Demystifying the cause of death, regardless of how obvious it looks is what autopsies address, for instance, tracing the involvement in drug and substance use will be found by examinations of tissues and bodily fluid samples or in case of a suicide from a supposed poisoning or overdose, an additional toxicology test will be done, or in the case of hanging, a neck dissection will be performed. It should be noted that photographs will be used to help in clarifying the injuries.
A body should be removed from the mortuary within 48 hours otherwise a daily charge will be incurred. In an instance where the cause of death is unknown a death certificate will be indicated as “Cause of Death Pending”. Once the pathologist is done and fully convinced that the examinations are complete the body will be released to the family for burial.
Procedure for Autopsy
All the physicians involved in the medico-legal autopsies are well trained in the study of diseases and anomalies in the body, they have to be registered by the Health Professions’ Council of South Africa (HPCSA). The entire procedure is therefore conducted in an orderly and organized fashion by forensic pathologists or medical doctors as mandated by law under the National Health Act.
The types of autopsies include:
- Autopsies ordered by the state to ascertain the reasons behind an unnatural cause of death.
- Research purposes or for purposes of training in a medical context.
It is imperative to note that, no extra charges are incurred for investigations conducted in a laboratory affiliated to the state.
An Autopsy involves three procedures. An external examination that includes a detailed examination of the body, all the physical attributes such as the sex, eye colour, hair colour, the subjects clothing are noted. The body is then undressed to examine elemental clues such as scars, residues, injuries or even paint flakes or anything that can be used as a lead to the cause of death. Finally an Internal examination, dissections are done on the upper part of the body, these includes the chest and abdomen area and if required the brain too.
The body is then reconstructed, this primarily involves either the putting back of the body organs in their rightful place or cremating the body as per the family members’ preferences or as mandated by law.
Family members can view the body before the standard procedure and also at their discretion talk to the medical doctor involved in the postmortem.
Length of Time for the Postmortem Procedure
On average a postmortem takes approximately two to three hours, however in some cases it may be longer due to the unnatural cause of death. Some of the factors that determine the time duration includes; If the mortuary has a lot of procedures and tests to conduct, limited number of staff personnel, the technicality of the case, a complex case is bound to be time consuming. The forensic pathologists may opt for the medical history of the deceased and this may at times not be a straight forward task. Finally, searching for clues as indicated in the procedure may well take time.

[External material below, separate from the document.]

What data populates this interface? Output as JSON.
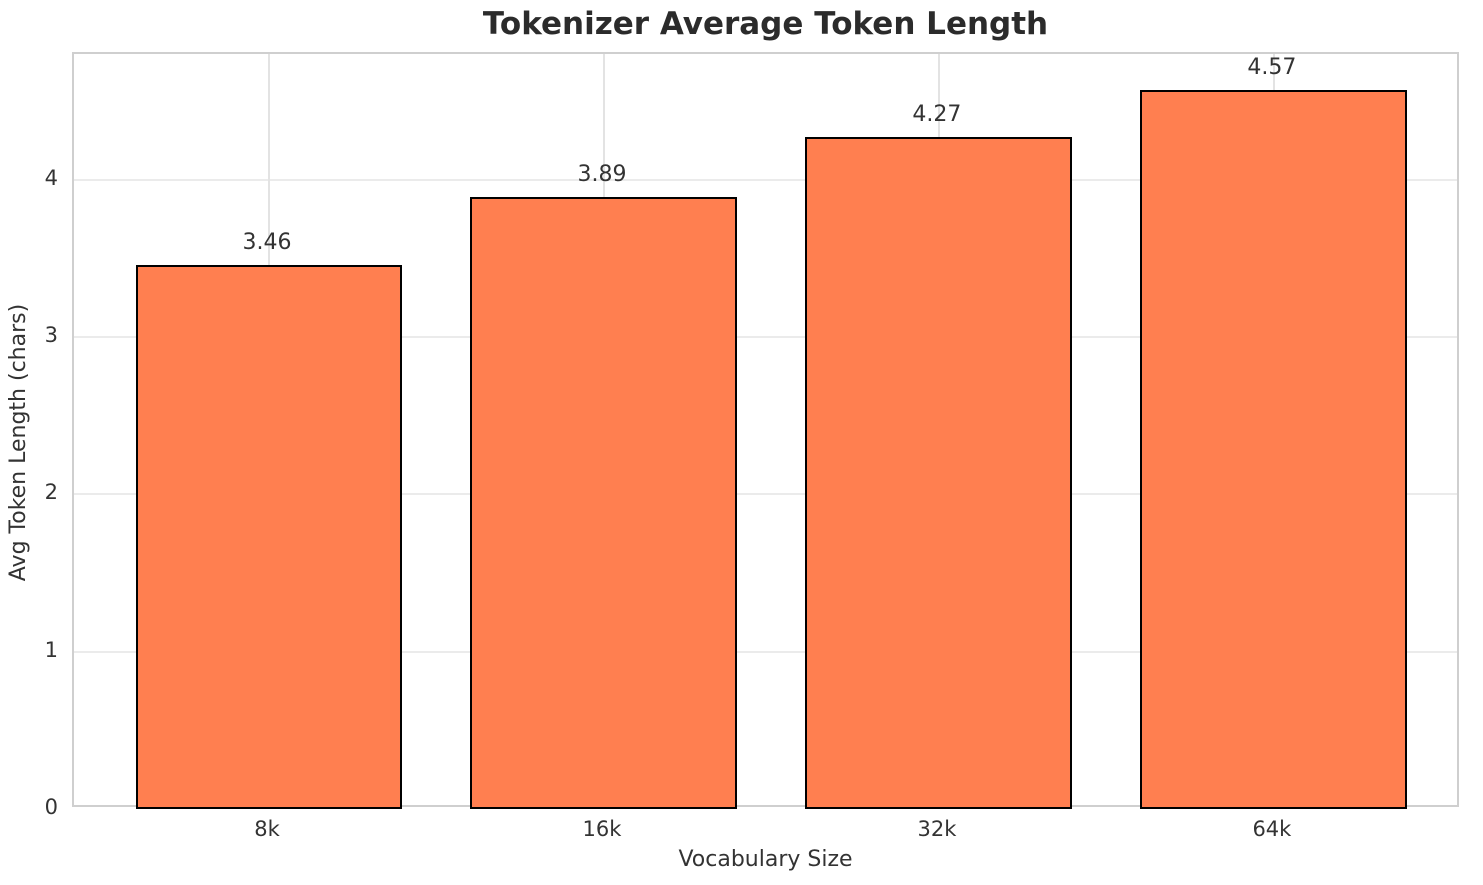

Principally, postmortem procedures are carried out after hours only under special instructions. These may be due to restrictions brought about by religious beliefs, probably the family is not within the specific area where the postmortem is to be done and they will not be readily available, or finally based on an appeal by the inquests magistrate as a result of a court proceeding .
An after-hours autopsy may incur the family additional costs. This is because of coordination with other relevant experts, for instance key decisions may have to be made and this involves other departments such as the laboratory and radiology.